In the beginning of the film, the various emotions don't recognize the importance that each of them holds. However, as the film progresses, they come to appreciate one another and learn the appropriateness of one over another for any given situation. For example, Joy slowly recognized the power of empathy and Sadness' role in that regard.
Empathy involves understanding another person's situation from their perspective. As such, you must be able to place yourself in someone else's shoes and feel what they are feeling and without judging them. According to Dr. Brene Brown, Ph.D., LMSW, "empathy moves us to a place of courage and compassion. Through it, we come to realize that our perspective is not the perspective."
"Empathy is what makes us human" and yet it is in such limited supply these days, as are other aspects of emotional intelligence (EQ). Social and emotional skills such as empathy are also essential to conflict resolution. According to Daniel Goleman, emotional intelligence consists of self-awareness, managing emotions, empathy and social skills. The good news is that "emotional intelligence competencies are learned - and can be improved at any point in life."

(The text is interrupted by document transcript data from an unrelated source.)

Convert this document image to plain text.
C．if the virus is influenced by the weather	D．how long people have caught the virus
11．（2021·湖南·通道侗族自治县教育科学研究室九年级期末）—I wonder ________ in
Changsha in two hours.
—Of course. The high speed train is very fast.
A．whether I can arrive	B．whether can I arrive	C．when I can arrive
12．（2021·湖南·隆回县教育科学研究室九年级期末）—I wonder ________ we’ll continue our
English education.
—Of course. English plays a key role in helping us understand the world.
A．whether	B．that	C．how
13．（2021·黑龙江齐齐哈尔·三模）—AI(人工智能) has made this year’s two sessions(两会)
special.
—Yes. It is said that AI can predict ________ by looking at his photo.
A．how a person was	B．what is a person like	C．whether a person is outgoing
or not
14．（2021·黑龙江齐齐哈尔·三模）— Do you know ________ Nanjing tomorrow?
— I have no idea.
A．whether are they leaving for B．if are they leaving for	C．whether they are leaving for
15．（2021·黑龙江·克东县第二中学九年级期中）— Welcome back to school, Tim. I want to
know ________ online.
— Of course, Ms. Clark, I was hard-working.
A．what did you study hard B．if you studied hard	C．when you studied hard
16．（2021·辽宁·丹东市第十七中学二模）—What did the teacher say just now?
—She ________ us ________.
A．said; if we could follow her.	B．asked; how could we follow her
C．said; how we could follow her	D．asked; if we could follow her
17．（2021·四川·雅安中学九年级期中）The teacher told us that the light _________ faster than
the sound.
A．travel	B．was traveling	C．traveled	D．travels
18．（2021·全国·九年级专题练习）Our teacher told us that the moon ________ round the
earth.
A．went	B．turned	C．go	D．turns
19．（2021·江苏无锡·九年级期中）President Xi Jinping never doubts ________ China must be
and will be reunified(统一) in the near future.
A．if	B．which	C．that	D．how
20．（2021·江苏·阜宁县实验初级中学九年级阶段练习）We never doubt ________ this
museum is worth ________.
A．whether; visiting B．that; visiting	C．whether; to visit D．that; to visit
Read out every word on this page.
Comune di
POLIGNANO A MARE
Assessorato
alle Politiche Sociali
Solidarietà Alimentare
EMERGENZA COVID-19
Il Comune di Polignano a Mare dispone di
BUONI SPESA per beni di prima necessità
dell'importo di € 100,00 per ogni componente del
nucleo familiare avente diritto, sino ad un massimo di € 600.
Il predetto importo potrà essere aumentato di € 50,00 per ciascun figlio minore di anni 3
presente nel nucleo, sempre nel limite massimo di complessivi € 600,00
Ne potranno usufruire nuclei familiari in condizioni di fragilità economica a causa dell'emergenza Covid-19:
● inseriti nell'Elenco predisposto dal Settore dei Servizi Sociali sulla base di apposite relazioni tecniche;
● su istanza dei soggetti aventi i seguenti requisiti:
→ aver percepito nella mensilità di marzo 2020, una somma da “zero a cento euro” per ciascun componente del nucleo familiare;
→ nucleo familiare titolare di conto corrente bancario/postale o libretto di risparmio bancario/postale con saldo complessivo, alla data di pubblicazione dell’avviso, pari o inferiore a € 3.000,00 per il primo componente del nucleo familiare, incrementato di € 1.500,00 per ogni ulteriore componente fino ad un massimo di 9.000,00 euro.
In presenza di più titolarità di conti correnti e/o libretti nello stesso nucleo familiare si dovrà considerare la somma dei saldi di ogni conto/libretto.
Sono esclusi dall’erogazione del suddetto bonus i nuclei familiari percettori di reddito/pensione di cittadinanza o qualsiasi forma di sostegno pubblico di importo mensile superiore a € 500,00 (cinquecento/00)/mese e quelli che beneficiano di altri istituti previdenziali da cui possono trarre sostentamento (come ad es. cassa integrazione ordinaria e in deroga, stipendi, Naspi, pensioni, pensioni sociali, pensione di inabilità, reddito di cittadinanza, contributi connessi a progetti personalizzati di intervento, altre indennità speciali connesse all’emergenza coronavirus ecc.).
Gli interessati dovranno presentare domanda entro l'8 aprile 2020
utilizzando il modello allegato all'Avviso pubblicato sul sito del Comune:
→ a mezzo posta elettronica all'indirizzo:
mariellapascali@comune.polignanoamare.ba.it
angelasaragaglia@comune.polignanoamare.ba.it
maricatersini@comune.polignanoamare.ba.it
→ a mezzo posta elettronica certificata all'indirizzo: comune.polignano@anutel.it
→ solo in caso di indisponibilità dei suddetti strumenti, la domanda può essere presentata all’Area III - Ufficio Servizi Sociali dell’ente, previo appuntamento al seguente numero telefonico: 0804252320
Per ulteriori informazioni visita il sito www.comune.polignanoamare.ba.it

"Inside Out" touched upon the fact that people are constantly judging us for everything we do and say and how we react to being judged. It should be noted that empathy is incompatible with shame and judgment.
The film also describes how our core memories impact our personalities and how our "islands of personalities" make up who we are as people.
"Our childhood experiences with attachment figures are where our scripts are written. These experiences develop into core beliefs; the mindsets, attitudes, and expectations that define who we are, how to relate to others, and what roles we play. From before birth and well into childhood, our subconscious receives a tremendous amount of input from which we formulate our beliefs about self, others, and the world.
Without self-awareness, we will be controlled by these outdated beliefs. Awareness of why we make certain choices frees us to make healthier choices."
Our unique backgrounds and life experiences shape our personal values, beliefs, assumptions and biases. Our personal backgrounds have very much to do with our parents and how they raise us. Our life experiences have to do with everything we experience in our lifetime, including people we befriend, schools we attend, courses we take, books we read, our sources of news, etc. This is true for each and every one of us. The question is how much our lack of self-awareness is skewing our perception of things. Ultimately, our life experiences have very much to do with our personal choices in terms of what we do, if anything, to try and broaden our worldview.
On a related note, the following quote from the film holds so true and leads to a great deal of conflict in the world: "Facts and opinion look so similar. They get mixed up all the time." It also mentioned "critical thinking," which is how people are able to distinguish fact from opinion. Of course, critical thinking also requires self-awareness, which most people tend to lack.
All those involved in the production and development of Disney•Pixar's film "Inside Out" deserve every ounce of critical acclaim they are receiving for this film. I cannot thank you enough for bringing these issues to the public's consciousness and doing so in a manner that is captivating, entertaining and educational.